Osheaga n'a pas voulu axer sa programmation de 2015 sur son 10e anniversaire. Il y aura des clins d'oeil historiques avant le dernier concert de la soirée et on reverra quelques-uns des artistes qui étaient du festival de 2006, dont Ben Harper, Patrick Watson, Thurston Moore (avec Sonic Youth, à l'époque) et Grace Potter. Le groupe montréalais Stars aura également des invités-surprises liés à l'histoire d'Osheaga, mais qui n'y jouent pas cette année.

«On voulait surtout avoir une affiche complète qui se compare à celle des autres festivals et qui incite un résidant de New York, de Toronto ou de Chicago à venir nous voir, explique Farkas. C'est la programmation dont je suis le plus satisfait du début à la fin. Dans le bas de l'affiche, on peut lire des noms comme Tove Lo, First Aid Kit et Philip Selway [batteur de Radiohead].» Le même Selway dont Farkas dit avec un grand sourire: «J'espère qu'il va s'amuser et qu'il va nous amener Radiohead l'an prochain.»

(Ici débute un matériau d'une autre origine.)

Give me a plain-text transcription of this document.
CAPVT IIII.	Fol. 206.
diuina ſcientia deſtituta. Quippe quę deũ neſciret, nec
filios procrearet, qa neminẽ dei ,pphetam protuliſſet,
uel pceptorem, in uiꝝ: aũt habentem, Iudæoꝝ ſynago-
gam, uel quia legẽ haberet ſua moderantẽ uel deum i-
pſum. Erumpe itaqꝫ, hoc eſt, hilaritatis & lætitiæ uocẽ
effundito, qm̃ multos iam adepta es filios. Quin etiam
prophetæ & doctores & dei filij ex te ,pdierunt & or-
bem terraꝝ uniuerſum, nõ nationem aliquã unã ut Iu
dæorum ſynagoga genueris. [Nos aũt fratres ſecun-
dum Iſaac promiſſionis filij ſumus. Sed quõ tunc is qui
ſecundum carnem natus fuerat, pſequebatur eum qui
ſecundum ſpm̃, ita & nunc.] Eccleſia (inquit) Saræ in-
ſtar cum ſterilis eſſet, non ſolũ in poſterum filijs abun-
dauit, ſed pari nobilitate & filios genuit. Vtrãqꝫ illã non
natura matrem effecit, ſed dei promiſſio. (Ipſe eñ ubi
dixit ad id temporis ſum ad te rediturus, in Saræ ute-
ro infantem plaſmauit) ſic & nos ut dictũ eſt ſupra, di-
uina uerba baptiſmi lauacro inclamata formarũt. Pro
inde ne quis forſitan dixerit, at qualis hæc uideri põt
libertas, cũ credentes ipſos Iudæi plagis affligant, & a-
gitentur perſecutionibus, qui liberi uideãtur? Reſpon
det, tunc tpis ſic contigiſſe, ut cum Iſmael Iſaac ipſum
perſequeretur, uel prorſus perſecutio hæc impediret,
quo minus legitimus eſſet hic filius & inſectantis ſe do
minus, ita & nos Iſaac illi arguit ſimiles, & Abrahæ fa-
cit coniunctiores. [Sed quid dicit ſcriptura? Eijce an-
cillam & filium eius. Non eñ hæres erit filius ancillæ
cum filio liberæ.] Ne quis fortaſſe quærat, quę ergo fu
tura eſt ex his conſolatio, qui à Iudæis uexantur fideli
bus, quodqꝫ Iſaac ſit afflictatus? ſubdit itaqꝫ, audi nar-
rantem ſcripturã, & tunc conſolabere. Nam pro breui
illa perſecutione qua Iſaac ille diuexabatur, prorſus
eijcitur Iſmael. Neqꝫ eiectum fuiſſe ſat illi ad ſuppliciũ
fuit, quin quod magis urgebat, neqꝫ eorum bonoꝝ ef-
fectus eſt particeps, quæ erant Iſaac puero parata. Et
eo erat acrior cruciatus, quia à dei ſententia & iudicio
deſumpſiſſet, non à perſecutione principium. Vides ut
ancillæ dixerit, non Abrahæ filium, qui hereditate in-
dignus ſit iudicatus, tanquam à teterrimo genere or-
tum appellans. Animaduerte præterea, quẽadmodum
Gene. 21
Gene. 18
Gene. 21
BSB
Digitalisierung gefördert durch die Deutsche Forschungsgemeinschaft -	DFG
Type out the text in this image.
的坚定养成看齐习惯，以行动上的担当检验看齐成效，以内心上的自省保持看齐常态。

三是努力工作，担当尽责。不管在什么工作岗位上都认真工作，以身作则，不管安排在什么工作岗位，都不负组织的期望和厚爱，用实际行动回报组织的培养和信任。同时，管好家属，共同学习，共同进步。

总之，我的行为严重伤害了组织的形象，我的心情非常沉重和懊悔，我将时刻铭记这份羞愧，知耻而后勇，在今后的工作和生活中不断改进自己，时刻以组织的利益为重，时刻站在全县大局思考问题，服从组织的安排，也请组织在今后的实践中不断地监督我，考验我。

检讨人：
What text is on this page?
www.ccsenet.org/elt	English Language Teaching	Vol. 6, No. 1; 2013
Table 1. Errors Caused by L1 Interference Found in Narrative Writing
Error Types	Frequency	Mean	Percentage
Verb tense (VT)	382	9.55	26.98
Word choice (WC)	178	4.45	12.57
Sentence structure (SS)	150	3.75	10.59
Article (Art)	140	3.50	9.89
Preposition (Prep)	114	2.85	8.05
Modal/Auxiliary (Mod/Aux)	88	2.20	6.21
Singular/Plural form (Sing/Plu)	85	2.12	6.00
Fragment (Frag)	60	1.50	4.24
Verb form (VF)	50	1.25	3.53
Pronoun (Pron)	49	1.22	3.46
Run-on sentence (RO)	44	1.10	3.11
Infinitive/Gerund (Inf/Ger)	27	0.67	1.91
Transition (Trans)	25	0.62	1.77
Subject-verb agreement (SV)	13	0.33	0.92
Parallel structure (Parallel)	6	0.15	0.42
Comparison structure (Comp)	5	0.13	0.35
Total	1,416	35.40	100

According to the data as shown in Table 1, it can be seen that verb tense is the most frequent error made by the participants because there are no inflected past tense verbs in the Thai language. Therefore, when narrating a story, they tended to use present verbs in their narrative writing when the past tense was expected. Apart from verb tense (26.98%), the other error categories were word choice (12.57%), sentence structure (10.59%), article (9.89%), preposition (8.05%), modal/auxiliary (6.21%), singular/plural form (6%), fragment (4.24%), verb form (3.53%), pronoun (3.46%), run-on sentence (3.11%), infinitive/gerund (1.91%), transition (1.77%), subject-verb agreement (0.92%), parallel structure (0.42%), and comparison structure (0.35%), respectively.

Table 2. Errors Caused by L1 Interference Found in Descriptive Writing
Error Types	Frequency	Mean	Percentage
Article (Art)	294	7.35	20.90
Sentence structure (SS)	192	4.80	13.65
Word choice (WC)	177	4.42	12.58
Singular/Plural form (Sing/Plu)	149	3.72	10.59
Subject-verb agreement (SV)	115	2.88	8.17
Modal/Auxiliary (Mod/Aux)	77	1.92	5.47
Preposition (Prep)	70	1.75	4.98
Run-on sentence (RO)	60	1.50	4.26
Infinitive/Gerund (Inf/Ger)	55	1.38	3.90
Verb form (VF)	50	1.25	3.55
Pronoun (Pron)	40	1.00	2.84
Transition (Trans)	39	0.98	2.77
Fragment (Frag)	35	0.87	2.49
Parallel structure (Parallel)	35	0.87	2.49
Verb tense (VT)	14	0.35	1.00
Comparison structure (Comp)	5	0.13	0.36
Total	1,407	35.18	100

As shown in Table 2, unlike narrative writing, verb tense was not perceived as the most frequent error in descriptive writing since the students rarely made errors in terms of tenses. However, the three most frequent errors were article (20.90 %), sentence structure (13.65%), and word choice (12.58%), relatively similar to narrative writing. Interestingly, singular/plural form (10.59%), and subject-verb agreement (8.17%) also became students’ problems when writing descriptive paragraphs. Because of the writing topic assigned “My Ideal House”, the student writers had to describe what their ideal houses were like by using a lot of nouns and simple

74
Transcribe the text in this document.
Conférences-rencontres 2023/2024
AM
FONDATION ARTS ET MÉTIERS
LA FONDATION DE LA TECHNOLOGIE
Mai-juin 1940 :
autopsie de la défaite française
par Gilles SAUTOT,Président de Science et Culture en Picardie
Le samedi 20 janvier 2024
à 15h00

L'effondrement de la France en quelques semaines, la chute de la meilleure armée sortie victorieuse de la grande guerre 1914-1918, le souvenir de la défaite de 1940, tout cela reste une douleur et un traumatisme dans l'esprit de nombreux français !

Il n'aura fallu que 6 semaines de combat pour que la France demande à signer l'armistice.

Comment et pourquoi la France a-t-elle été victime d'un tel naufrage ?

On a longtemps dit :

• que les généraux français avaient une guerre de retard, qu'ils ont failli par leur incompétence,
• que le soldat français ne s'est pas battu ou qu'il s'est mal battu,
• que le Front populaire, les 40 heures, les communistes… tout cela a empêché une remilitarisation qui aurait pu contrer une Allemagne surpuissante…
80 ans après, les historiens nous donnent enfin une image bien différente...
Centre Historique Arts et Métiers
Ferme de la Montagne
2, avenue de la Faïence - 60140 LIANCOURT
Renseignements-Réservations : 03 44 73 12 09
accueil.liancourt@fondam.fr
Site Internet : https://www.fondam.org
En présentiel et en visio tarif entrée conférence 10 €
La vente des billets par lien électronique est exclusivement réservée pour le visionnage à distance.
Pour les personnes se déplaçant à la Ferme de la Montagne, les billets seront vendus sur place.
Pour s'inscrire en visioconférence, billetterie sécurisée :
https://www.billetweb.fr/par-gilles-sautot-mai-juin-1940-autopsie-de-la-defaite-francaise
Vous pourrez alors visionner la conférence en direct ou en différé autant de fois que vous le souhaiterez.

La force de l'affiche et sa profondeur sont au coeur de la philosophie festivalière d'evenko qui s'inspire en cela de la diversité des grands festivals européens. Pas question de devenir un festival de niche, il s'agit plutôt d'élargir la palette musicale sans dénaturer l'événement.

Ainsi, Heavy MTL est devenu Heavy Montréal l'an dernier pour ne pas être prisonnier d'un genre. «On a essayé de changer la direction un peu pour éviter de rester figé dans le métal, tout en conservant évidemment le métal, explique Nick Farkas. Cette année, on peut y voir Slipknot, mais aussi Marky Ramone, Extreme et Iggy Pop. En 10 ans, Osheaga a trouvé un bon équilibre. À Heavy, on travaille là-dessus.»

Cette année, Heavy Montréal passe de deux à trois jours en raison de l'abondance de l'offre musicale, mais il n'est pas dit qu'il ne reviendra pas à deux jours en 2016. L'an dernier, la présence de Metallica avait gonflé l'assistance à 70 000 festivaliers - près du double de l'année précédente -, mais, cette fois, on espère attirer de 45 000 à 50 000 amateurs de rock lourd.

Malgré son identité électronique, le petit nouveau ÎleSoniq élargit également sa palette. «On a mis du hip-hop et des bands, pas juste des DJ, explique Farkas. Les festivals d'EDM [electronic dance music] ont connu une baisse importante depuis un an, mais la musique électronique évolue et on ne veut pas être pris sans aucune possibilité de progression. On veut être là dans 10 ans.»

Montréal, rappelle-t-il, a toujours été très fort en musique électronique. À sa première année, ÎleSoniq a rassemblé 35 000 festivaliers sur deux jours par un temps exécrable alors que ses organisateurs en espéraient 20 000. Cette année, Nick Farkas en attend au moins 40 000.